Loligo squid is one of the key products species in Falklands waters, and the islands have close links with the Spanish port of Vigo, not least as this is the gateway through which 94% of Falklands exports pass on their way to markets around the world. Under a no deal or a poor deal scenario, tariffs of between 6 and 18% could be applied to loligo squid and other products.

‘This is the most expensive squid of the market and we could find ourselves in a situation with a tariff applied as exports enter the EU, and then a second tariff as they are exported to other markets,’ he said, commenting that the double tariff could either lift the price of the squid to the point that buyers look for alternatives, or fishing companies would have to absorb the tariffs themselves – with significant implications for their profitability.

‘The ability of the UK government to negotiate access to EU markets, tariff- and quota-free, for the Falkland Islands, is of paramount importance,’ he said, adding that at present there is an ongoing state of uncertainty and while the UK government has given its assurances to the Falklands Islands Government, and recognises that of all the overseas territories, the Falkland Islands are expected to be the most severely affected by Brexit.
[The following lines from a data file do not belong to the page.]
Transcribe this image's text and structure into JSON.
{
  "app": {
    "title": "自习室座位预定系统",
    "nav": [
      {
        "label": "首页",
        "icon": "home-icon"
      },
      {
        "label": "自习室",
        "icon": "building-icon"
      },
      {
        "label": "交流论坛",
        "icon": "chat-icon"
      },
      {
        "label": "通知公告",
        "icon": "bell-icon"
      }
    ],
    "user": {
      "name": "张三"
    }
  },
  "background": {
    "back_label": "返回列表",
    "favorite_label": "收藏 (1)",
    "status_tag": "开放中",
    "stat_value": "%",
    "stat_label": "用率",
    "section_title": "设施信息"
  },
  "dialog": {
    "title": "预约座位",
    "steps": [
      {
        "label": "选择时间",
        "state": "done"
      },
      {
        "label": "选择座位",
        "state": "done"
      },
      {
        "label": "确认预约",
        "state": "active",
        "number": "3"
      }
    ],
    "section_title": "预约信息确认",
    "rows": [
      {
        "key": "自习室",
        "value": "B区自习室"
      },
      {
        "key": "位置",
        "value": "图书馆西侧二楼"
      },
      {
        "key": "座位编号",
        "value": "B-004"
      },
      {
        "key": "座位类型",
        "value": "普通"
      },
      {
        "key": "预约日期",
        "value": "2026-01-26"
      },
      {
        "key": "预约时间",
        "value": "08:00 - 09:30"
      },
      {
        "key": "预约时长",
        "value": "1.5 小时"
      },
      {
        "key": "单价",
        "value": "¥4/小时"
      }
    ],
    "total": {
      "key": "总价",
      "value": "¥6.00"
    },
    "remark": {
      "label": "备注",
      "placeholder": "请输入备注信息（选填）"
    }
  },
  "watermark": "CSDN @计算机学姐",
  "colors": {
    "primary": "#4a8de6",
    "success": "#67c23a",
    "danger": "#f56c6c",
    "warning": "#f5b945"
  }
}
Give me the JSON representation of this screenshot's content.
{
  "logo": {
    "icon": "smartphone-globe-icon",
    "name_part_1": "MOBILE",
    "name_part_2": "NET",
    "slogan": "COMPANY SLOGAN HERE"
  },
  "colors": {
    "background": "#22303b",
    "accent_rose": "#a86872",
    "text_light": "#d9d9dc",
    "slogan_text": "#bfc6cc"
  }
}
‘It’s already June, and this is all supposed to be wrapped up by October,’ he said, commenting that there is an acute awareness of the urgency of the situation.

‘The UK government has acknowledged the situation but we have not yet seen or heard anything concrete,’ he said.

Galicia also has good reason to be nervous, as 6000 jobs there are reliant on Falklands fisheries and the products exported to Spain where much of the value is subsequently added before these are shipped to their final destinations.

‘Most of our fishing is under joint ventures with Spanish companies, and the Falkland Islands have been able to build up a very successful and sophisticated relationship with a major European economy,’ Richard Hyslop said.

‘We are hoping that the UK government will negotiate a good deal on our behalf that will give our fishing industry quota- and tariff-free access to the single market. The Falkland Islands don’t want to see the industry suffer after it has made so much progress.’